The contestants wear pink outfits for the fashion show. Onya Nurve's outfit is made of sneakers. Kori King has a Barbie-inspired dress and a blonde wig. Arrietty's outfit is made of vinyl. Lana Ja'Rae has a Little Bo-Peep-inspired look. Hormona Lisa wears a full-length gown and Sam Star resembles a showgirl. Jewels Sparkles wears a large hat and bell-bottoms. Crystal Envy's silicon outfit resembles bubble gum. Lexi Love wears animal print. Suzie Toot's outfit is inspired by clowns and Harlequin. Lydia B Kollins's outfit resembles a penis. Acacia Forgot has a 1980s-inspired executive look.

== Reception ==
Jason P. Frank of Vulture rated the episode four out of five stars. Jordan Robledo of Gay Times described the "Boogie Wonderland" lip-sync as "passionate" and "filled with dips, turns and comedy". Stephen Daw ranked the performance second in Billboards list of the season's lip-syncs, writing: "There is a moment in the “Boogie Wonderland” lip sync where something magical happens. As Arrietty flails her limbs in the background like an inflatable tube person outside a car dealership, Lydia “Butthole” Kollins starts popping her knees to the beat.
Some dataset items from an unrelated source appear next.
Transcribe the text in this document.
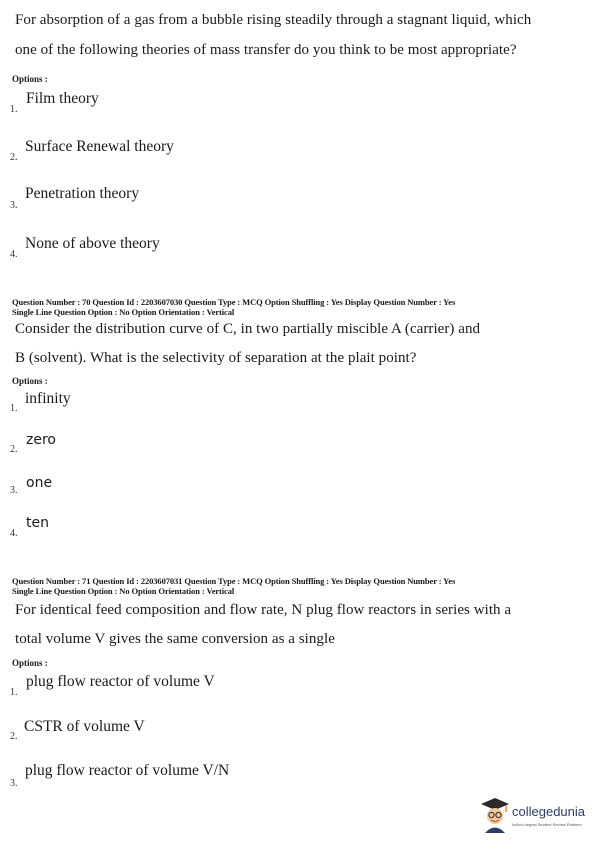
For absorption of a gas from a bubble rising steadily through a stagnant liquid, which
one of the following theories of mass transfer do you think to be most appropriate?
Options :
1.
Film theory
2.
Surface Renewal theory
3.
Penetration theory
4.
None of above theory
Question Number : 70 Question Id : 2203607030 Question Type : MCQ Option Shuffling : Yes Display Question Number : Yes
Single Line Question Option : No Option Orientation : Vertical
Consider the distribution curve of C, in two partially miscible A (carrier) and
B (solvent). What is the selectivity of separation at the plait point?
Options :
1.
infinity
2.
zero
3. one
4.
ten
Question Number : 71 Question Id : 2203607031 Question Type : MCQ Option Shuffling : Yes Display Question Number : Yes
Single Line Question Option : No Option Orientation : Vertical
For identical feed composition and flow rate, N plug flow reactors in series with a
total volume V gives the same conversion as a single
Options :
1.
plug flow reactor of volume V
2.
CSTR of volume V
3.
plug flow reactor of volume V/N
collegedunia
India's largest Student Review Platform
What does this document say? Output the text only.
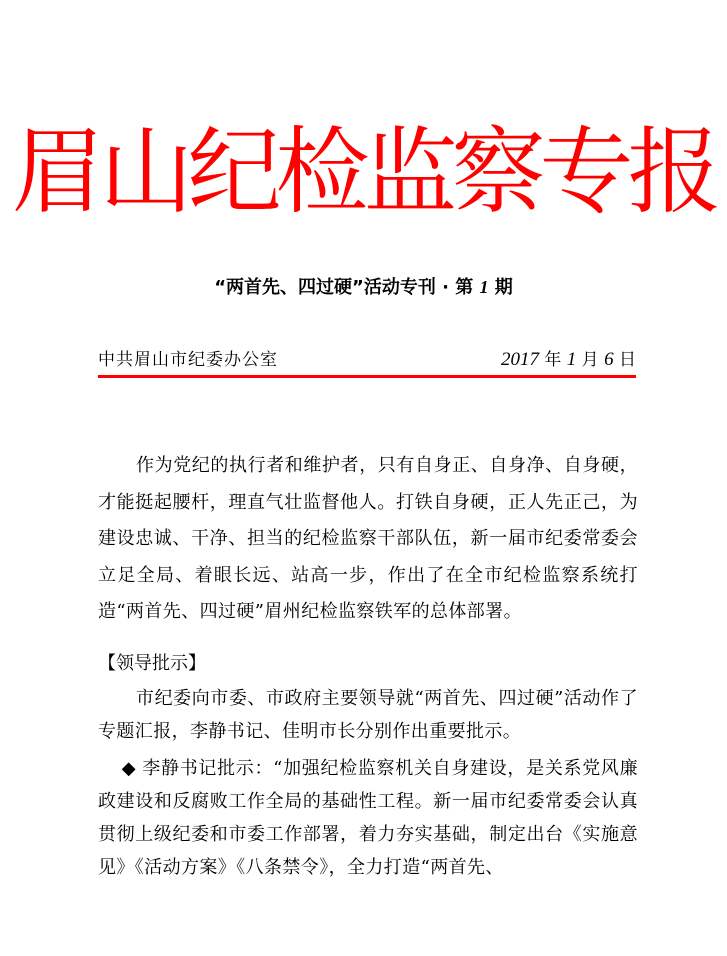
眉山纪检监察专报
“两首先、四过硬”活动专刊 · 第 1 期
中共眉山市纪委办公室	2017 年 1 月 6 日

作为党纪的执行者和维护者，只有自身正、自身净、自身硬，才能挺起腰杆，理直气壮监督他人。打铁自身硬，正人先正己，为建设忠诚、干净、担当的纪检监察干部队伍，新一届市纪委常委会立足全局、着眼长远、站高一步，作出了在全市纪检监察系统打造“两首先、四过硬”眉州纪检监察铁军的总体部署。

【领导批示】

市纪委向市委、市政府主要领导就“两首先、四过硬”活动作了专题汇报，李静书记、佳明市长分别作出重要批示。

◆ 李静书记批示：“加强纪检监察机关自身建设，是关系党风廉政建设和反腐败工作全局的基础性工程。新一届市纪委常委会认真贯彻上级纪委和市委工作部署，着力夯实基础，制定出台《实施意见》《活动方案》《八条禁令》，全力打造“两首先、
RuPaul, mouthing along every word with her, makes sustained eye contact with Lydia, as the queen grins, spins away and drops to the floor. THIS. IS. EXCELLENT. DRAG." Daw continued, "Lydia didn’t enter this Earth, Wind & Fire performance with a set plan in mind, she simply let the boogie beats move through her body as she delivered one of the most impressively spontaneous numbers of the whole season. Sometimes, the best lip syncs are the ones with a clear, undisputed winner, and that is very much the case here — Lydia mopped the floor with Arrietty and her little shuffle dance, exhibiting exactly the skills it takes to dominate a lip sync on RuPaul’s Drag Race."